Europe’s unification processes were always based on energy, and sometimes, in the occurrences and recurrences of history, surprisingly similar symmetries appear.
On May 9th. 1950, just five years after the end of the war, the French Minister of Foreign Affairs Robert Schuman launched the idea of joining French and German coal and steel resources: this inspiration led to the creation, the following year, of the European Coal and Steel Community (ECSC) and, in 1957, to the birth of the European Economic Community.
On February 7th. 2013 Peter Altmaier and Delphine Batho, German and French Ministers of the Environment also in charge of energy, signed an agreement for the creation of the Franco-German office for renewable energy, aimed at jointly planning and implementing the ongoing energy transition.
As in 1950, also this agreement is open to other European countries. If back then coal was the only energy source taken into account by international agreements, now the focus is on renewable sources. As coal had then been able to reunite countries that had recently fought in the war, today renewable energy might revitalise Europe’s integration process in a historic phase that is delicate and uncertain regarding its future.

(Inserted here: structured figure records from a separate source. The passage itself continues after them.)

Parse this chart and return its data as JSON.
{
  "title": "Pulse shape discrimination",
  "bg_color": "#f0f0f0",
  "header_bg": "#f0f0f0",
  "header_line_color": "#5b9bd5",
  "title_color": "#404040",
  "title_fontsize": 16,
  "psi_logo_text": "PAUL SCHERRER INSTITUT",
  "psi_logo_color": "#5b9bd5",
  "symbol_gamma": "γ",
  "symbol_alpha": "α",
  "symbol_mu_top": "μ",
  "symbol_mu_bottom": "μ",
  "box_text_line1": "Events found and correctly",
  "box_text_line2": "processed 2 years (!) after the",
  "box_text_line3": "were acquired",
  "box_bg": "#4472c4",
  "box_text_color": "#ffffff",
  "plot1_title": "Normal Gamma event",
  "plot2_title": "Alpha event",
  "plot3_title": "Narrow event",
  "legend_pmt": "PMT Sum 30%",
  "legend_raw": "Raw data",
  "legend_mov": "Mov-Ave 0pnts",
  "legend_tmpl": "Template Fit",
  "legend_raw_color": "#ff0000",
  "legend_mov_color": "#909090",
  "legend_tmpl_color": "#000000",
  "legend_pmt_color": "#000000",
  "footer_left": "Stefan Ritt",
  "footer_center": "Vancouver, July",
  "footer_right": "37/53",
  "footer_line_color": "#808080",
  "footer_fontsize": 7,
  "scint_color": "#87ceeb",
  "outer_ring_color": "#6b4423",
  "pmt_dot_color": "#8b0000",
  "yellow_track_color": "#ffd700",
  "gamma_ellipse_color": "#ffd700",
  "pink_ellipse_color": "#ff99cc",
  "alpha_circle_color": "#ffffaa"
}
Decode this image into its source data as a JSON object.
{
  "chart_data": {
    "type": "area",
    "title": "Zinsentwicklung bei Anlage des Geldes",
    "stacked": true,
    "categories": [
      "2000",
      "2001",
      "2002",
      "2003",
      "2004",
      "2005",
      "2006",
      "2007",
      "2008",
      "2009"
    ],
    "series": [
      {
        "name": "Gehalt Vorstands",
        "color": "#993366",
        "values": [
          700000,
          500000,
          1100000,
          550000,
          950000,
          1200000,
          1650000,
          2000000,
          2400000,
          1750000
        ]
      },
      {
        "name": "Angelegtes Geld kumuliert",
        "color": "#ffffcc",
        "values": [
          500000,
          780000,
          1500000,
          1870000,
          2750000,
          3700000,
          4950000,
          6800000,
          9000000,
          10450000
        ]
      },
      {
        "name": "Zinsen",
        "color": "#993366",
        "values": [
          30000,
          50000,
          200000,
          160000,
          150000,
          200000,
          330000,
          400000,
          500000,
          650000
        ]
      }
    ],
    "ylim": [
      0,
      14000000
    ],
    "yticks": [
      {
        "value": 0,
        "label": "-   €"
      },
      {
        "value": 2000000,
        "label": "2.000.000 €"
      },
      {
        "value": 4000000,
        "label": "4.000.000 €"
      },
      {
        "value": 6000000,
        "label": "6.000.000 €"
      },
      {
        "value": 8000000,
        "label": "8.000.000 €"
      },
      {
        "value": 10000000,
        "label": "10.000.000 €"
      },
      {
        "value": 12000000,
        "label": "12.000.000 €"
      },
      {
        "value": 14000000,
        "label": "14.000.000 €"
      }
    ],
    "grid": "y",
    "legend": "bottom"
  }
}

In any case it’s a significant step towards the integration of the energy system, a sector in which European countries appear particularly disunited. Since long several organizations operating in this field, including Eurelectric, the association that reunites Europe’s electricity industries, and whose president is Enel CEO Fulvio Conti, insist upon the need and urgency of advancing towards Europe’s integration in the field of electricity. The new agreement between Germany and France could be a landmark on this path.